2018 yılında ateş topu şeklindeki bir göktaşı, ABD’nin Michigan eyaletindeki donmuş bir göle düşmüştü. Bilim insanları, parçaların nereye düştüğünü bulmak için radar kullanmış ve göktaşı avcıları da sıvı suyla temasa geçip kimyasal yapısı bozulmadan önce göktaşını bulmayı başarmıştı.

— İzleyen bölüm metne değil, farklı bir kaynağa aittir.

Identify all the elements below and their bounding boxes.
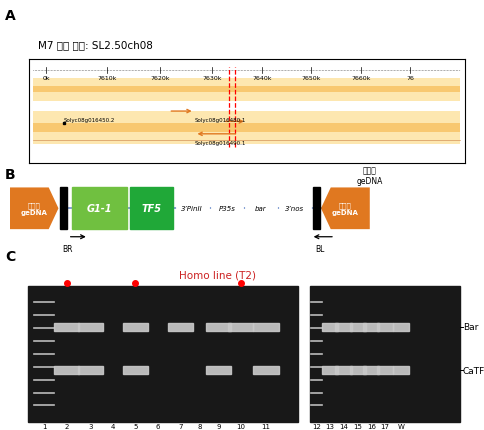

Meteoritics & Planetary Science dergisinde yayınlanan yeni bir araştırma, bilim insanlarının, bu uzay kayalarının halen dış uzaydayken neye benzediğine bir bakış atmasını sağladı. Üstelik buna yaşamın kökeniyle ilgili söyleyecek şeyleri olabilecek bozulmamış organik bileşenler de dâhil.
Yaşamın kökeninin açıklanmasına yardımcı olabilir
Araştırmanın baş yazarı Doç. Dr. Philipp Heck, bu göktaşının donmuş bir göle düşmesi ve hızlı bir şekilde onarılması sebebiyle özel olduğunu söyledi. Heck, “Bu tür organik bileşenler, muhtemelen göktaşlarıyla erken dönemlerde Dünya’ya çarptı ve yaşamın içeriğine katkıda bulunmuş olabilir“ ifadelerini kullandı.
Göktaşı ya da meteroidler, dış uzayda parçalanan asteroidlerin parçalarıdır. Bu göktaşları, uzayda süzülmeye devam eder ve bazen uydulara ya da gezegenlere çarpar. Bir göktaşı Dünya’nın atmosferine girdiğinde bir ateş topu gibi gözükür ve meteor olarak adlandırılır.
Bilim insanları, Michigan’a düşen bu ateş topunun parçalarının nereye gittiğini takip etmek için NASA’nın hava durumu radarını kullandı. İki günden kısa bir süre içerisinde de bir göktaşı avcısı olan Robert Ward, meteroidin ilk parçasını donmuş bir göl üzerinde buldu. Daha sonra bu meteroid parçası Field Müzesi’ne bağışlandı.
Bu göktaşı parçası üstünde çalışmalar yapan isimler arasında bulunan ve göktaşının çok çeşitli organik bileşenler içerdiğini söyleyen Jennika Greer, düşen her göktaşıyla birlikte tamamen yani ve beklenmedik bir şeyler olma şansı da bulunuyor dedi. Araştırmacılar, bunun H4 çakıllı göktaşıolduğunu kısa bir süre içerisinde tespit etti. Son dönemlerde Dünya’ya düşen göktaşlarının yalnızca %4’ü bu sınıfta yer alıyor. Ancak bu göktaşının asıl olayı çok çabuk bir şekilde toplanması ve analiz edilmesiydi.
Bilim insanları, Dünya’daki yaşamın sorumlusu olan organik (karbon içeren) bileşenlerin buraya nasıl geldiği konusunda henüz emin değil. Bu durumu açıklamaya çalışan teorilerden bir tanesi, yaşamın, Dünya’ya düşen göktaşlarındaki organik bileşenlerle başlamış olabileceğini ifade ediyor.
Göktaşları ve uzay üzerine çalışan bilim insanlarına bazen hiç yaşam işareti gördünüz mü sorusu soruluyor. Ben de bu soruya her seferinde ‘evet’ şeklinde cevap veriyorum. Tüm meteoridler yaşam doludur ancak Dünyasal yaşamları barındırır” diyen Heck, bu taşların Dünya’ya iner inmez mikroplarla ve Dünya’daki yaşamla kaplandığını söylüyor. Heck, bu göktaşının ise düştükten kısa bir süre sonra toplandığını ve bir toprak yerine temiz kalmasını sağlayan buza düştüğünü dile getiriyor.
Heck, “Belki bu kış aylarında yeni bir göktaşı donmuş bir göle düştüğünde hazır olacağız. Bir sonraki göktaşı, hiç görmediğimiz bir şey olabilir”ifadelerini kullandı.